Tel fut le cas en décembre 1995, à la SNCF par exemple,
où les jours de grèves furent convertis en jours de congé
et où il fut appliqué un large étalement des retenues
de salaire. Selon la même logique, à l’Éducation
Nationale lors des grèves anti–Allègre de l’hiver
2000, Lang avait soldé le mouvement par des prélèvements
représentant au total de trois à cinq jours de salaire
; Allègre, pour sa part, avait agit de même en 1998 à
l’issue des grèves en Seine–Saint Denis (Libération
du 17 juin 2003).
§ 2 – Plus rien de tout cela aujourd’hui
: pas question de négocier le paiement d’une partie des
jours de grève alors que Matignon demande aux ministères
de prélever les retenues sur salaire le plus rapidement possible.
C’est ainsi que le 18 juin, à l’Assemblée,
Delevoye, ministre de la Fonction publique, a rappelé la règle
: « les fonctionnaires sont payés après service
fait. Là où le service n’est pas fait pour raison
de grève, le fonctionnaire n’est pas payé et nous
appliquerons la loi. » (Libération du 19 juin).
§ 3 – Appliquer la loi, à l’Éducation
Nationale, signifie appliquer l’arrêt Aumont, une jurisprudence
aux effets ravageurs qui autorise à prélever aussi les
jours non travaillés « pris en sandwich » entre deux
jours de grèves : en Seine–Saint–Denis, à
la Réunion (où l’arrêt engloberait les quinze
jours des vacances de Pâques), cela peut conduire à doubler
la facture… je suppose qu’il en va de même dans les
autres départements. Tout cela, au motif que tout « cadeau
» fait aux grévistes « serait inaudible aux non–grévistes
» (dixit « le ministère », Libération
du 17 juin). Mais les enseignants peuvent se ras-surer : la loi, qui
prévoit que leur revenu ne peut tomber en dessous du RMI, les
protège !
§ 4 – À la SNCF, la direction a décidé
que les feuilles de paye des cheminots seraient amputées au minimum
de trois à quatre jours de grève par mois, limitant ainsi
l’étalement des ponctions (Ibid.). À la
Régie des Transports de Marseille les retenues sur salaire seront
échelonnées sur trois mois (la Provence du 18
juin) : sachant qu’un traminot travaille en moyenne 22 jours par
mois et que la grève a duré 15 jours, sur la base d’un
salaire moyen de 6.500 Frs, la retenue mensuelle sera de 1.477 Frs par
mois (soit 23% du salaire mensuel) – Pour la petite histoire,
aucun des syndicalistes présent à la « négociation
» n’a osé annoncer la nouvelle aux traminots massés
sous le fenêtre de la direction… jusqu’à ce
que FO finisse par s’y coller.
§ 5 – On a vu que pour les enseignants,
le motif invoqué est le fait que de tels « cadeaux »

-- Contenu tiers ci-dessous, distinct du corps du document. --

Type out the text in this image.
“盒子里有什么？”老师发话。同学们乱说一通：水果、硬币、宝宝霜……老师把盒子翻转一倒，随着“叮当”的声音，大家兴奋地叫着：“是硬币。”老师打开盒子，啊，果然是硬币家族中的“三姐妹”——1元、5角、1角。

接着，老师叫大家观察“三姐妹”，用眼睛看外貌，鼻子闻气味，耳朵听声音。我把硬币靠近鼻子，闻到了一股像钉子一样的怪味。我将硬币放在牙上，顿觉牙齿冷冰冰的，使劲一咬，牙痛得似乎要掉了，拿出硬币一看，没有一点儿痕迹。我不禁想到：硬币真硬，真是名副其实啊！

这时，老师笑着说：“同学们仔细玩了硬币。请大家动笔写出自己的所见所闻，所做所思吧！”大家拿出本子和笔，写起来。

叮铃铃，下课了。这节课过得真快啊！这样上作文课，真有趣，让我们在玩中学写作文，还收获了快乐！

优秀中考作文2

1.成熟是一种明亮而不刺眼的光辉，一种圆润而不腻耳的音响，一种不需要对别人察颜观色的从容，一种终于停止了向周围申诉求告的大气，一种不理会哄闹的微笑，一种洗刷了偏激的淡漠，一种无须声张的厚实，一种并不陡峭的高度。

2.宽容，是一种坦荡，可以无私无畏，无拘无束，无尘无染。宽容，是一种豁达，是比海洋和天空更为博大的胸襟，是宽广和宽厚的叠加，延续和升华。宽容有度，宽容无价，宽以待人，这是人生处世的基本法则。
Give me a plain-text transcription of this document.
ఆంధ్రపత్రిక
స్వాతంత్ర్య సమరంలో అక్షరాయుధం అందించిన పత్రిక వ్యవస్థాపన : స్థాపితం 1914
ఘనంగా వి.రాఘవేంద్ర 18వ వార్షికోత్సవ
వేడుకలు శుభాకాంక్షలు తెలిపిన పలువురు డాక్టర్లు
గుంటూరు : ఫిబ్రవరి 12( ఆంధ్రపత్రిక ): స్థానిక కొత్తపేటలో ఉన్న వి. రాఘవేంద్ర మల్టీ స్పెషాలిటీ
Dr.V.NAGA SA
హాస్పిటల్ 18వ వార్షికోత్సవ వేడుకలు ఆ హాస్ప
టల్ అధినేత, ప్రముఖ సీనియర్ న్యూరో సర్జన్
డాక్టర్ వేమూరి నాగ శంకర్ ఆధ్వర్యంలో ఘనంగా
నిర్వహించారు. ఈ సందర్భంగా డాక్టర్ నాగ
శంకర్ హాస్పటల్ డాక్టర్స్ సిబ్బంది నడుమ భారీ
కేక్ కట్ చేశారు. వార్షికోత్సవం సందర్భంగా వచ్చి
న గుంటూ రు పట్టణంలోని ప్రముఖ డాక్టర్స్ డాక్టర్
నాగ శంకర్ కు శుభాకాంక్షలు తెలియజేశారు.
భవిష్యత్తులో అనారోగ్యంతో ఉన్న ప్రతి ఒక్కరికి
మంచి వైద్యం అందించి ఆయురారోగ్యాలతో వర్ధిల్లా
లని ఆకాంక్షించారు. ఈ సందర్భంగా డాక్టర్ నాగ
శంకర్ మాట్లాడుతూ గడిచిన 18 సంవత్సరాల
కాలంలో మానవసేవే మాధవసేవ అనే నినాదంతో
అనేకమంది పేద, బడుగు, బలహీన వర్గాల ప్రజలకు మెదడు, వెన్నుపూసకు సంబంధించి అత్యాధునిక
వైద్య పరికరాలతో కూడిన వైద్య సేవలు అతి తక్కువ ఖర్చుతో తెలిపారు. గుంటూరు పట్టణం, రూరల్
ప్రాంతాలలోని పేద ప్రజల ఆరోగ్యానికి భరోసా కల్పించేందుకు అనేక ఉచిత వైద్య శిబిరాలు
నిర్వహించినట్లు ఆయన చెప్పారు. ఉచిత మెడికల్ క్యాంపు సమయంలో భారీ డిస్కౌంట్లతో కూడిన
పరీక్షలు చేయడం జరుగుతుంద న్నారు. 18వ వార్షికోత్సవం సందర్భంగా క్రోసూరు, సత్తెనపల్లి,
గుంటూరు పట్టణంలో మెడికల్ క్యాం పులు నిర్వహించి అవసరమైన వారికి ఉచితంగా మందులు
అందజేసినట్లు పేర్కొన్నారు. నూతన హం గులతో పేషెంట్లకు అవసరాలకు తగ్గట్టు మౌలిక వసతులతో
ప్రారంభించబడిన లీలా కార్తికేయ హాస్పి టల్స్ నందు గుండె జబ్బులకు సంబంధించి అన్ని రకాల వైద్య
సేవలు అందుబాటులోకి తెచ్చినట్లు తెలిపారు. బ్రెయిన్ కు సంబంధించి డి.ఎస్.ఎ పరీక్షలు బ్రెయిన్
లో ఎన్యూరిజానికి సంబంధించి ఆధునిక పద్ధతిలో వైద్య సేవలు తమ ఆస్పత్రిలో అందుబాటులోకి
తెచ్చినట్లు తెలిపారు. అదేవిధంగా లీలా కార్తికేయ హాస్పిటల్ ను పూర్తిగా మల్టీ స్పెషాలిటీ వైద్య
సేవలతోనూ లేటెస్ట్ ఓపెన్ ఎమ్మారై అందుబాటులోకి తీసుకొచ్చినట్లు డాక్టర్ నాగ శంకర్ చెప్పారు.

seraient « inaudibles pour les non grévistes ». À
la RTM, le motif en est que la grève étant l’ultime
recours en cas de conflit entre un salarié et son employeur le
mouvement des traminots contre la loi Fillon correspond à un
« certain dévoiement du droit de grève » (dixit
la direction) dans la mesure où l’État, qui porte
la loi, n’est pas le patron des traminots de la Régie.

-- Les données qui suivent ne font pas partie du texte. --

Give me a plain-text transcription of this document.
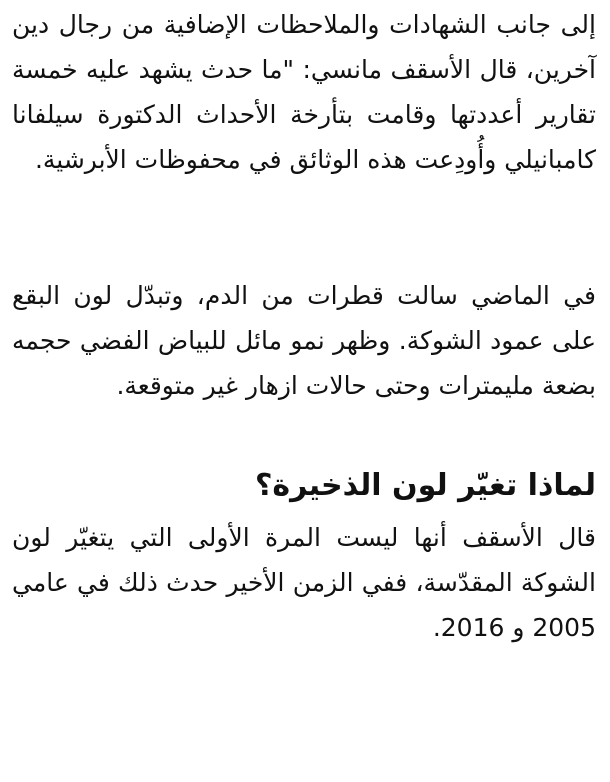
إلى جانب الشهادات والملاحظات الإضافية من رجال دين آخرين، قال الأسقف مانسي: "ما حدث يشهد عليه خمسة تقارير أعددتها وقامت بتأرخة الأحداث الدكتورة سيلفانا كامبانيلي وأُودِعت هذه الوثائق في محفوظات الأبرشية.

في الماضي سالت قطرات من الدم، وتبدّل لون البقع على عمود الشوكة. وظهر نمو مائل للبياض الفضي حجمه بضعة مليمترات وحتى حالات ازهار غير متوقعة.

لماذا تغيّر لون الذخيرة؟

قال الأسقف أنها ليست المرة الأولى التي يتغيّر لون الشوكة المقدّسة، ففي الزمن الأخير حدث ذلك في عامي 2005 و 2016.
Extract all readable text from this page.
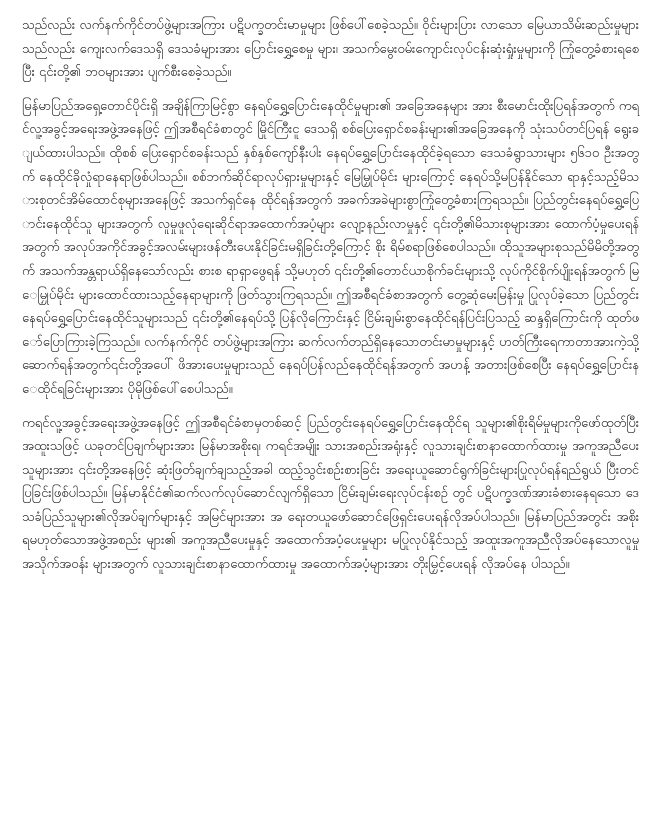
သည်လည်း လက်နက်ကိုင်တပ်ဖွဲ့များအကြား ပဋိပက္ခတင်းမာမှုများ ဖြစ်ပေါ်စေခဲ့သည်။ ဝိုင်းများပြား လာသော မြေယာသိမ်းဆည်းမှုများသည်လည်း ကျေးလက်ဒေသရှိ ဒေသခံများအား ပြောင်းရွှေ့စေမှု များ၊ အသက်မွေးဝမ်းကျောင်းလုပ်ငန်းဆုံးရှုံးမှုများကို ကြုံတွေ့ခံစားရစေပြီး ၎င်းတို့၏ ဘဝများအား ပျက်စီးစေခဲ့သည်။

မြန်မာပြည်အရှေ့တောင်ပိုင်းရှိ အချိန်ကြာမြင့်စွာ နေရပ်ရွှေ့ပြောင်းနေထိုင်မှုများ၏ အခြေအနေများ အား စီးမောင်းထိုးပြရန်အတွက် ကရင်လူ့အခွင့်အရေးအဖွဲ့အနေဖြင့် ဤအစီရင်ခံစာတွင် မြိုင်ကြီးငူ ဒေသရှိ စစ်ပြေးရှောင်စခန်းများ၏အခြေအနေကို သုံးသပ်တင်ပြရန် ရွေးချယ်ထားပါသည်။ ထိုစစ် ပြေးရှောင်စခန်းသည် နှစ်နှစ်ကျော်နီးပါး နေရပ်ရွှေ့ပြောင်းနေထိုင်ခဲ့ရသော ဒေသခံရွာသားများ ၅၆၁၀ ဦးအတွက် နေထိုင်ခိုလှုံရာနေရာဖြစ်ပါသည်။ စစ်ဘက်ဆိုင်ရာလုပ်ရှားမှုများနှင့် မြေမြှုပ်မိုင်း များကြောင့် နေရပ်သို့မပြန်နိုင်သော ရာနှင့်သည့်မိသားစုတင်အိမ်ထောင်စုများအနေဖြင့် အသက်ရှင်နေ ထိုင်ရန်အတွက် အခက်အခဲများစွာကြုံတွေ့ခံစားကြရသည်။ ပြည်တွင်းနေရပ်ရွှေ့ပြောင်းနေထိုင်သူ များအတွက် လူမှုဖူလုံရေးဆိုင်ရာအထောက်အပံ့များ လျော့နည်းလာမှုနှင့် ၎င်းတို့၏မိသားစုများအား ထောက်ပံ့မှုပေးရန်အတွက် အလုပ်အကိုင်အခွင့်အလမ်းများဖန်တီးပေးနိုင်ခြင်းမရှိခြင်းတို့ကြောင့် စိုး ရိမ်စရာဖြစ်စေပါသည်။ ထိုသူအများစုသည်မိမိတို့အတွက် အသက်အန္တရာယ်ရှိနေသော်လည်း စားစ ရာရှာဖွေရန် သို့မဟုတ် ၎င်းတို့၏တောင်ယာစိုက်ခင်းများသို့ လုပ်ကိုင်စိုက်ပျိုးရန်အတွက် မြေမြှုပ်မိုင်း များထောင်ထားသည့်နေရာများကို ဖြတ်သွားကြရသည်။ ဤအစီရင်ခံစာအတွက် တွေ့ဆုံမေးမြန်းမှု ပြုလုပ်ခဲ့သော ပြည်တွင်းနေရပ်ရွှေ့ပြောင်းနေထိုင်သူများသည် ၎င်းတို့၏နေရပ်သို့ ပြန်လိုကြောင်းနှင့် ငြိမ်းချမ်းစွာနေထိုင်ရန်ပြင်းပြသည့် ဆန္ဒရှိကြောင်းကို ထုတ်ဖော်ပြောကြားခဲ့ကြသည်။ လက်နက်ကိုင် တပ်ဖွဲ့များအကြား ဆက်လက်တည်ရှိနေသောတင်းမာမှုများနှင့် ဟတ်ကြီးရေကာတာအားကဲ့သို့ ဆောက်ရန်အတွက်၎င်းတို့အပေါ် ဖိအားပေးမှုများသည် နေရပ်ပြန်လည်နေထိုင်ရန်အတွက် အဟန့် အတားဖြစ်စေပြီး နေရပ်ရွှေ့ပြောင်းနေထိုင်ရခြင်းများအား ပိုမိုဖြစ်ပေါ်စေပါသည်။

ကရင်လူ့အခွင့်အရေးအဖွဲ့အနေဖြင့် ဤအစီရင်ခံစာမှတစ်ဆင့် ပြည်တွင်းနေရပ်ရွှေ့ပြောင်းနေထိုင်ရ သူများ၏စိုးရိမ်မှုများကိုဖော်ထုတ်ပြီး အထူးသဖြင့် ယခုတင်ပြချက်များအား မြန်မာအစိုးရ၊ ကရင်အမျိုး သားအစည်းအရုံးနှင့် လူသားချင်းစာနာထောက်ထားမှု အကူအညီပေးသူများအား ၎င်းတို့အနေဖြင့် ဆုံးဖြတ်ချက်ချသည့်အခါ ထည့်သွင်းစဉ်းစားခြင်း အရေးယူဆောင်ရွက်ခြင်းများပြုလုပ်ရန်ရည်ရွယ် ပြီးတင်ပြခြင်းဖြစ်ပါသည်။ မြန်မာနိုင်ငံ၏ဆက်လက်လုပ်ဆောင်လျက်ရှိသော ငြိမ်းချမ်းရေးလုပ်ငန်းစဉ် တွင် ပဋိပက္ခဒဏ်အားခံစားနေရသော ဒေသခံပြည်သူများ၏လိုအပ်ချက်များနှင့် အမြင်များအား အ ရေးတယူဖော်ဆောင်ဖြေရှင်းပေးရန်လိုအပ်ပါသည်။ မြန်မာပြည်အတွင်း အစိုးရမဟုတ်သောအဖွဲ့အစည်း များ၏ အကူအညီပေးမှုနှင့် အထောက်အပံ့ပေးမှုများ မပြုလုပ်နိုင်သည့် အထူးအကူအညီလိုအပ်နေသောလူမှုအသိုက်အဝန်း များအတွက် လူသားချင်းစာနာထောက်ထားမှု အထောက်အပံ့များအား တိုးမြှင့်ပေးရန် လိုအပ်နေ ပါသည်။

CQFD – une théorie qui aussitôt énoncée
à valu à la Régie une semaine supplémentaire
de grève alors que la reprise du travail était quasiment
votée…
§ 6 – On peut expliquer cette attitude nouvelle
par la présence d’une « droite dure » au gouvernement,
une droite qui, comme le dit Lhubert, secrétaire général
de la fédération CGT des fonctionnaires, « affiche
sa volonté de faire taire les personnels en les frappant sur
leurs revenus le plus durement possible » (Libération
du 17 juin). On peut l’expliquer aussi par la défaite sans
appel qu’à subit le mouvement, par la « trahison
» des syndicats, etc. Tout cela est en partie vrai, mais ça
n’explique pas tout et reste formel. Le refus de négocier
le paiement des jours de grève a un contenu autre que simplement
répressif, revanchard ou dissuasif.
§ 7 – Il semble qu’une tendance à
l’assouplissement de la rigidité des premiers jours de
la fin du conflit se fasse valoir (Libération du 19
juin) dans le sens d’une prise en compte des situations locales
a contrario de la position initiale de Raffarin : selon Delevoye «
il appartient (…) à chaque gestionnaire d’étaler
les retenues dans les limites permises par la pratique et par la jurisprudence.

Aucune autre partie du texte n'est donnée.